Speaking in a rival press briefing in Strasbourg on Tuesday, Israel's ambassador to the EU, Ran Curiel, said Israel has to control access to Gaza because militants continue to shoot rockets from the strip.
"I cannot say hypothetically that they [flotilla participants] will endanger their lives. What I can say is that Israel will do everything in order to protect its citizens and we will do it within international law," he said.
A British Conservative Party MEP, Charles Tannock, sitting alongside Curiel, came to close to endorsing Israeli military action. "People taking part in this exercise are playing with fire and endangering civilian lives in doing so," he noted.
Speaking to EUobserver earlier this month, an Israeli diplomat said Israel is within its rights to again send in commandos, citing the San Remo Manual on International Law Applicable to Armed Conflicts at Sea, a 1994 international agreement, and the Turkel Commission, an internal Israeli enquiry, which exonerated its soldiers over the killings.
Pro-flotilla MEPs on Tuesday invited EU foreign relations chief Catherine Ashton to come and inspect the cargo - schoolbooks, construction materials and medical equipment - before the ships embark.
Italian Liberal deputy Niccolo Rinaldi said: "It is amazing to see how this operation is being demonised ... It is being pictured as a sort of provocative if not terrorist activity, which is unacceptable for what is a major humanitarian and non-violent operation."
For his part, Curiel said that one of the NGOs behind the project, the Turkish group IHH, is listed as a terrorist entity in Germany, the Netherlands and the US. He added that the UK and Spain are against the operation, as well as all "the major political groups" in the EU assembly.
For her part, EU foreign policy chief Catherine Ashton speaking in Strasbourg on Wednesday criticised the initiative. She said living conditions in Gaza are "awful" due to the Israeli blockade, but added: "I don't consider a flotilla to be the right response."
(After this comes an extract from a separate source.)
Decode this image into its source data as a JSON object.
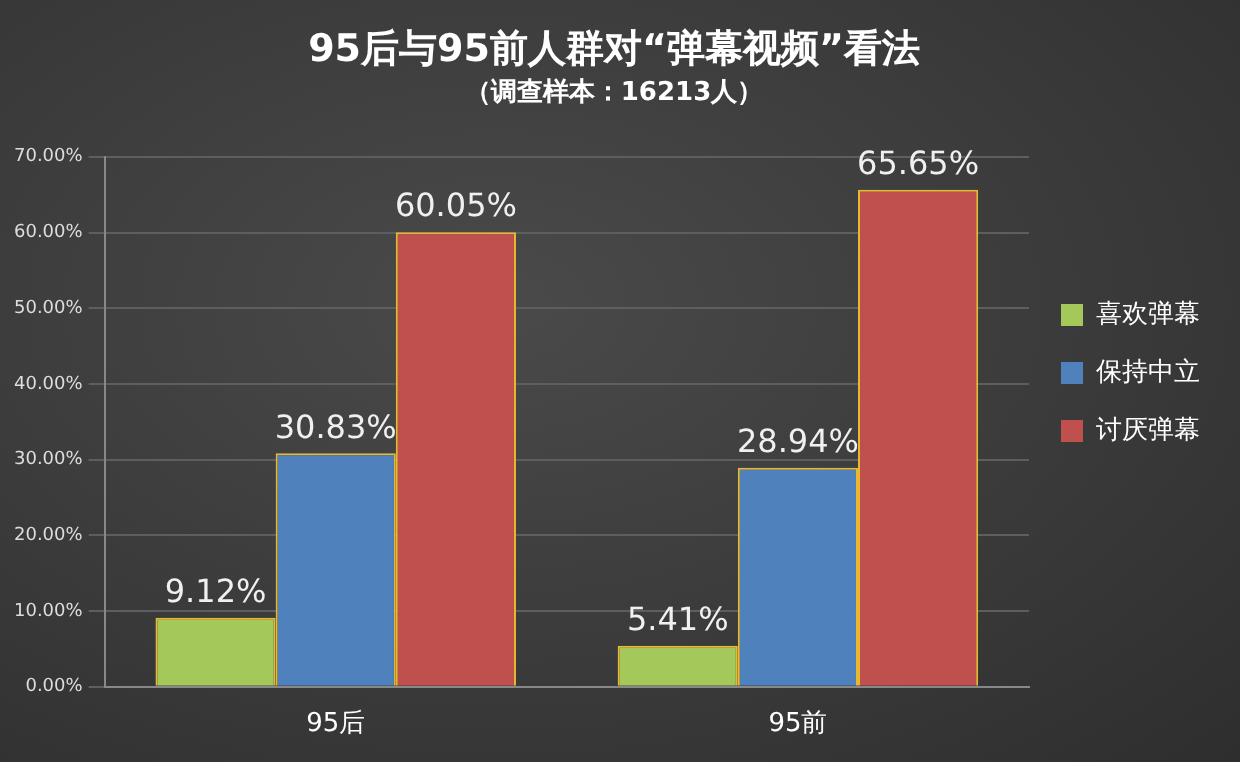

Israel's Curiel on Tuesday also spoke out on the recent unity government pact between Palestinian militants Hamas, who control Gaza and who advocate armed resistance against Israel, and the more moderate Fatah movement in the West Bank.
He said "the agreement may bring calm in Gaza and we welcome that." But he added that Israel cannot work with a unity government "contaminated with elements that do not want to recognise the right of Israel to exist."